We can split the original data for test purposes


In [3]:
from sklearn.cross_validation import train_test_split
X_train, X_test, y_train, y_test = train_test_split(X, y, test_size=0.2, random_state=26)

We will define an object of the KNearestNeighbors() class to train the model and predict for test examples:


In [4]:
knn = KNearestNeighbors(k=3, model_type='classification', weights='uniform')
knn = knn.fit(X_train, y_train)
y_predict = knn.predict(X_test)
print "True Values:      {}".format(y_test)
print "Predicted Values: {}".format(y_predict)
print "Prediction Accuracy: {:.2%}".format(np.mean((y_predict == y_test).astype(float)))


True Values:      [1 1 0 0 2 1 0 2 2 2 0 1 1 0 1 0 2 1 2 0 0 2 2 2 2 2 1 0 0 2]
Predicted Values: [1 1 0 0 2 1 0 2 2 2 0 1 1 0 1 0 2 1 2 0 0 2 2 2 2 1 1 0 0 2]
Prediction Accuracy: 96.67%

Let's then look at a demo for regression problem.

The Boston housing data will be loaded here:


In [5]:
from sklearn.datasets import load_boston

boston = load_boston()

X = boston['data']
y = boston['target']

print X.shape
print y.shape


(506L, 13L)
(506L,)

Again, let's split the entire data into training and test sets:


In [6]:
from sklearn.cross_validation import train_test_split
X_train, X_test, y_train, y_test = train_test_split(X, y, test_size=0.025, random_state=26)

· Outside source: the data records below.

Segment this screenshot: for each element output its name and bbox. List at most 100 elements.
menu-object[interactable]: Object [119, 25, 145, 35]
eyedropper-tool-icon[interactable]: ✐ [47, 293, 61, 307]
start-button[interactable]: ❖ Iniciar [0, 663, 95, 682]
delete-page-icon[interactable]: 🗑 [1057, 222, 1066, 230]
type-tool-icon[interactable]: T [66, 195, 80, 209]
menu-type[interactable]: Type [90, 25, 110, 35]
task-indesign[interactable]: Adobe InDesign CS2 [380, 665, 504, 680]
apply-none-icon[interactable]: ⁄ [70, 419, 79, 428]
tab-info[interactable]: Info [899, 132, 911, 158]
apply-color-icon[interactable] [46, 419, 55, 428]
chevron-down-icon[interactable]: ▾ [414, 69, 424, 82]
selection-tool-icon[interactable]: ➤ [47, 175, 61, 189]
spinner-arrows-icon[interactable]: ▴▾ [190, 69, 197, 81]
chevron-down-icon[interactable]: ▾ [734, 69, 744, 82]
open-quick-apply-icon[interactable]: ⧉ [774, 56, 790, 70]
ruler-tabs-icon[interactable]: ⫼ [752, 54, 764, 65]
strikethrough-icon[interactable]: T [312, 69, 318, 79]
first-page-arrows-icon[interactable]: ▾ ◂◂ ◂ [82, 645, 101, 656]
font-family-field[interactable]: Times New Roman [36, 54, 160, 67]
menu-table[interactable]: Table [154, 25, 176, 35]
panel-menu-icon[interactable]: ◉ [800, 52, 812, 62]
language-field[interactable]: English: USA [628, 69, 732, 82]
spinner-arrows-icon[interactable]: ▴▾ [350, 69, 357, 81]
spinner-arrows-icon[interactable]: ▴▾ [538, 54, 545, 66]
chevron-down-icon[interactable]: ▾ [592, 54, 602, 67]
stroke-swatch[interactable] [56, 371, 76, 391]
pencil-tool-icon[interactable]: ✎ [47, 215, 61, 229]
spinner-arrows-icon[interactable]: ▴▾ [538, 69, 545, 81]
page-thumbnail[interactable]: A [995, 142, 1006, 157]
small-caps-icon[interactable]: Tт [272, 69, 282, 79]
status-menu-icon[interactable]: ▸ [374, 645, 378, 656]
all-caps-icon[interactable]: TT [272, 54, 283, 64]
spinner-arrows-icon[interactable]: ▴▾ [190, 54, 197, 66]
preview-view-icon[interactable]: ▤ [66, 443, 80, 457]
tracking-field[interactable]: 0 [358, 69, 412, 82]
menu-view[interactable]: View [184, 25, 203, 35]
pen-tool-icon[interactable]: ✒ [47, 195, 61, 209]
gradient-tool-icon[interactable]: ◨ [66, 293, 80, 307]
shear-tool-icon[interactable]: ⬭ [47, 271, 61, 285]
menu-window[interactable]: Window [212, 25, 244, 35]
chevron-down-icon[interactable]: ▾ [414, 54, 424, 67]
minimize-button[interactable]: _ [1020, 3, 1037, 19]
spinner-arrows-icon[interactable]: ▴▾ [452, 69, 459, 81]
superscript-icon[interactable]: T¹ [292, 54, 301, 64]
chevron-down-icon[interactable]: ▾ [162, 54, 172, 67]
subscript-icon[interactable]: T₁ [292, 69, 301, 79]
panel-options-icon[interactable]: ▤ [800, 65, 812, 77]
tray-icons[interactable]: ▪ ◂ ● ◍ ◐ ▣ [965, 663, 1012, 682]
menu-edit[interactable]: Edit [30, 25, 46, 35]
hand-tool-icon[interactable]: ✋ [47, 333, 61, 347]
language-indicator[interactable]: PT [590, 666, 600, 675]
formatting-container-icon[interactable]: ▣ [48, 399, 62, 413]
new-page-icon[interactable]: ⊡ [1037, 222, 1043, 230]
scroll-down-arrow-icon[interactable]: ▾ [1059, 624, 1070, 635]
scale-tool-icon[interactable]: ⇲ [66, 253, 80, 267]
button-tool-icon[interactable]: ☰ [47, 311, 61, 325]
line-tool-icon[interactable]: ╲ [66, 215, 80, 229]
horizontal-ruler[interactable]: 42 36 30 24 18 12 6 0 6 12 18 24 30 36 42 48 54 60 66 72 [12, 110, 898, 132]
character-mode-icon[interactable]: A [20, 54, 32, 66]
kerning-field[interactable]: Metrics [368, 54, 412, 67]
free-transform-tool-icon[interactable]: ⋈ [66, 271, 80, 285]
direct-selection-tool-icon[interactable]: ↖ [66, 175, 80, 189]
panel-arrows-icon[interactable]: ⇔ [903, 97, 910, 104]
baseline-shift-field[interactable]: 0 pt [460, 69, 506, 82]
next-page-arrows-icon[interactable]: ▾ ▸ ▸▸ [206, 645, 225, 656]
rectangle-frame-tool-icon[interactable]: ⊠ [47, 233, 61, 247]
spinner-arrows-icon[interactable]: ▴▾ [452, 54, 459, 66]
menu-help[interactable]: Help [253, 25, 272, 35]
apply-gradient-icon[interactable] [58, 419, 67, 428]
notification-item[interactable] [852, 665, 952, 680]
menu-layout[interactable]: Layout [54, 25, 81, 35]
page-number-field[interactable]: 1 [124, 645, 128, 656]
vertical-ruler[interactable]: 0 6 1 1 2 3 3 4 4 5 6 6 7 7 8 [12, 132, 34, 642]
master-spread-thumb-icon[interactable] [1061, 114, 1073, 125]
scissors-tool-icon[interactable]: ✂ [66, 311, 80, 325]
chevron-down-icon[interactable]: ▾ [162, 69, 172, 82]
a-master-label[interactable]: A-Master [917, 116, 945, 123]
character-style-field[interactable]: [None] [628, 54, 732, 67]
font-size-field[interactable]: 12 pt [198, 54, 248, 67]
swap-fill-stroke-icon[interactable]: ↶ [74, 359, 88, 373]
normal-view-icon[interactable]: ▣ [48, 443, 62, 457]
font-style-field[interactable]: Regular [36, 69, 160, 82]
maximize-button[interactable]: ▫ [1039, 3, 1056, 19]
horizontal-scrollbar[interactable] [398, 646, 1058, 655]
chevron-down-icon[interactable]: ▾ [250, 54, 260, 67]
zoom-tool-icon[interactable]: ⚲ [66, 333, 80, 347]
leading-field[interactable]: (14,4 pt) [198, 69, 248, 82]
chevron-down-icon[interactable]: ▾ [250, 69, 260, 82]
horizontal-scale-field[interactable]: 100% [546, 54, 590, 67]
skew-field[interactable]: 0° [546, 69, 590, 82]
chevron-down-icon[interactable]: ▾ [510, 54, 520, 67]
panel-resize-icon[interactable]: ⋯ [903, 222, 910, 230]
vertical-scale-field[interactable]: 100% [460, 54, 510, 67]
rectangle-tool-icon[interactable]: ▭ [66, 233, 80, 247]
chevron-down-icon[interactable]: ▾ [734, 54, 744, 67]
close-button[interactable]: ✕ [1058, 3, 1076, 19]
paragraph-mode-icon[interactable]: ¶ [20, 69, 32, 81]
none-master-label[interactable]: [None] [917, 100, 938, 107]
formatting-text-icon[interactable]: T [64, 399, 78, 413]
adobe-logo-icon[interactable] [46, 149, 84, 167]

Now we will utilize the KNearestNeighbors() class again to train the model and predict for test examples:


In [7]:
knn = KNearestNeighbors(k=20, model_type='regression', weights='uniform')
knn.fit(X_train, y_train)
y_predict = knn.predict(X_test)
print "True Values:\n{}".format([round(elem, 1) for elem in y_test])
print "Predicted Values:\n{}".format([round(elem, 1) for elem in y_predict])
print "RMSE is {:.4}".format(np.sqrt(np.mean((y_test.reshape((len(y_test), 1)) - y_predict) ** 2)))


True Values:
[19.2, 32.0, 14.3, 13.2, 20.0, 30.7, 23.1, 22.6, 20.9, 13.4, 14.6, 17.8, 16.7]
Predicted Values:
[20.0, 25.2, 18.3, 19.0, 23.5, 30.3, 12.9, 25.7, 24.8, 12.9, 19.9, 18.0, 18.1]
RMSE is 7.644

To summarize, the good side about KNN is that we don't have to tune complex parameters to build the model. However, when the data size is large, the computation cost of finding the nearest neighbors for all test examples is high. Also, the performance of the model relies on the dimension of features. There is always the thing called the "Curse of Dimensionality". With high dimension, the nearest neighbors based on distance measures can be actually very far away. Thus, sometimes it is helpful to run PCA to reduce dimension before running KNN.